Releases: jhuckaby/Cronicle
Version 0.8.34
- Fixed typo in installer script.
Version 0.8.33
- Attempting to preserve add-on modules during update: couchbase, aws-sdk and redis
- npm update seems to clobber these on Cronicle upgrade (sigh)
Version 0.8.32
This version contains a fix from user @BitProcessor. If you are running Cronicle with a single master server but also behind a load balancer, you can add a new client.custom_live_log_socket_url
configuration property to have the web browser use that URL instead of the direct server IP or hostname.
Commit: 55c6489
Version 0.8.31
Version 0.8.30
Version 0.8.29
This is a minor release with a few small fixes.
- Fixes #182
- Addresses security issue where hashed user password and salt were getting logged.
- Fixed date handling in Time Machine text field when custom timezones are involved
Version 0.8.28
One small bug fix in this release:
I think it should be noted here that Cronicle has some limits, which this bug exercised quite nicely. The main schedule, for example, is only designed to handle a few hundred items, possibly a thousand at the extreme maximum. The author of issue #112 was trying to push this far beyond that soft limit, and thus it inevitably caused memory issues. The Cronicle schedule is stored in memory at all times, and synced to all clients, so it needs to be small and compact.
The schedule is really intended as a replacement for a Crontab. That is, with a relatively small amount of repeating events, possibly hourly, daily, or weekly. It isn't meant to hold a large number of arbitrary events.
Perhaps I will look into redesigning this in v2.0.
Version 0.8.27
This release addresses a timer integer overflow bug in Node.js core, by emitting a warning message on startup if you are running on an affected version. The bug affects Node.js v10.0.0 to v10.8.0, and is fixed in Node v10.9.0.
For more information see Issue #108, which is now marked as fixed.
Version 0.8.26
One single change in this release:
Reversed course on new /api/app/status
API call. It no longer causes a server restart on a tick age issue (i.e. broken timer). It now only logs a level 1 debug message, and safely returns an API response. Server restarts should only be handled by an external monitoring tool.

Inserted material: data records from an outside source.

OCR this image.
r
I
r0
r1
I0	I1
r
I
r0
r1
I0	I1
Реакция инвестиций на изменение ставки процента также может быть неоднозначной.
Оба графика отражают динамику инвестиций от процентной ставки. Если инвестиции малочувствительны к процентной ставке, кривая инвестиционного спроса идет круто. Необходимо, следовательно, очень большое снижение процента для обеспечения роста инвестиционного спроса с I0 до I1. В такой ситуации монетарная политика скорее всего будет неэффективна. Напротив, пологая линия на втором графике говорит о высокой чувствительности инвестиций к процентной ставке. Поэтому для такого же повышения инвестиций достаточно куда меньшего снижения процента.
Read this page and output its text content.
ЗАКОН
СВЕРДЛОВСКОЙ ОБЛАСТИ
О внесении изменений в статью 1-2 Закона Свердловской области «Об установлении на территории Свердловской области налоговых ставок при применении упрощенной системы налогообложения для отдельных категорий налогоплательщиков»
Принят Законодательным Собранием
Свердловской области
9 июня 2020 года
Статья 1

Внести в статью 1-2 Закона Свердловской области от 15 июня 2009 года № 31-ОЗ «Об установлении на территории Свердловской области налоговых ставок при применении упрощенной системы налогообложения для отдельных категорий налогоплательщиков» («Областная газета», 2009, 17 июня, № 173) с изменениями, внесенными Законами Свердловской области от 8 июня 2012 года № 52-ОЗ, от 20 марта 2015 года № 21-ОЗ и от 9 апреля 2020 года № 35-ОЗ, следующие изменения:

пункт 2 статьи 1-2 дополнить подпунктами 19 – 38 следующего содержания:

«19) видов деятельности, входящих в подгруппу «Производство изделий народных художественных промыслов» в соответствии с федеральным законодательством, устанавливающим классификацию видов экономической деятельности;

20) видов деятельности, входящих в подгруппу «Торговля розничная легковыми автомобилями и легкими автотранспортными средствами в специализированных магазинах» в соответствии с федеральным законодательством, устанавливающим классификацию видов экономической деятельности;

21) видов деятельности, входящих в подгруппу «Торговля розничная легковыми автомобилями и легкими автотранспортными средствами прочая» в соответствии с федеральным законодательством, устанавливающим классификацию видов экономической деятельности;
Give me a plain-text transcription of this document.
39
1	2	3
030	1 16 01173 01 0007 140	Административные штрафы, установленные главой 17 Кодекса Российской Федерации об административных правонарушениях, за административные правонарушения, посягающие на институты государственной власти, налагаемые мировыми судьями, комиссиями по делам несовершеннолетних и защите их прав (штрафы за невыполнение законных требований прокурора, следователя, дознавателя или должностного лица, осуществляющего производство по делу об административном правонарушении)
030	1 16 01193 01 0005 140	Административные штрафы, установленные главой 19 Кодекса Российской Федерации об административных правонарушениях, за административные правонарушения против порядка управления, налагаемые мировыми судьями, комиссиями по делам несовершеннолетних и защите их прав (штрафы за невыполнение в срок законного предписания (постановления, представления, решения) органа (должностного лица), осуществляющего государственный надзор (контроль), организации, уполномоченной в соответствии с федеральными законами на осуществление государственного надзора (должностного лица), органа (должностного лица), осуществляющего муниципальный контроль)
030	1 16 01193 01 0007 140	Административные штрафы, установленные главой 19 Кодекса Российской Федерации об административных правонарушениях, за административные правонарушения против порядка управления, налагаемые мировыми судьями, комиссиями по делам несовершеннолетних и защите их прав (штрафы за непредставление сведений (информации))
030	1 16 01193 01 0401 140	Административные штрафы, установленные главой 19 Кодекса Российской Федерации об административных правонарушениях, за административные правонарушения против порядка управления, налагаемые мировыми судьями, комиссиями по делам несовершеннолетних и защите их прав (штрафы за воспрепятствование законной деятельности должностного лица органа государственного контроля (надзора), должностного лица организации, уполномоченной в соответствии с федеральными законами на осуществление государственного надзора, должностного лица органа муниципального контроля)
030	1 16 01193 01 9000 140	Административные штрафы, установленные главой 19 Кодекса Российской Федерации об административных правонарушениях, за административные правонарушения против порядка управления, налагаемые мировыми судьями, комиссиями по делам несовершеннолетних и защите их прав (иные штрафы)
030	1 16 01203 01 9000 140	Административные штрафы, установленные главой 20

This tick age thing is an ongoing investigation into a very strange situation, seen after about 20 days of continuous running on Linux CentOS 7.2, Node v10.6.0 and AWS (S3) storage backend. Seemingly at random (but on multiple servers at the same time), all the Node.js timers and intervals seem to cease firing, but all other actions triggered by sockets or child processes keep running. The Cronicle daemon has to be restarted, sometimes SIGKILLed. CPU and memory are both fine.
I'm currently dumbfounded as to what could cause such a thing.
Version 0.8.25
A few small changes in this release:
- Removed old garbage collection hack (was from the old Node v0.12 days).
- Added new
/api/app/status
API call for monitoring purposes. - Disable UDP broadcast server if port is zero or false.
- Now keeping track of tick age (exposed in api_status).
- If tick age is over 60 and status API is invoked, server will self-restart (should never happen).
- A tick should fire every second, so if 60 seconds has passed, something is very wrong.
- Improved logging for crashes and emergency shutdowns.
- Added PID log column by default.
- Bumped pixl-server version to v1.0.15.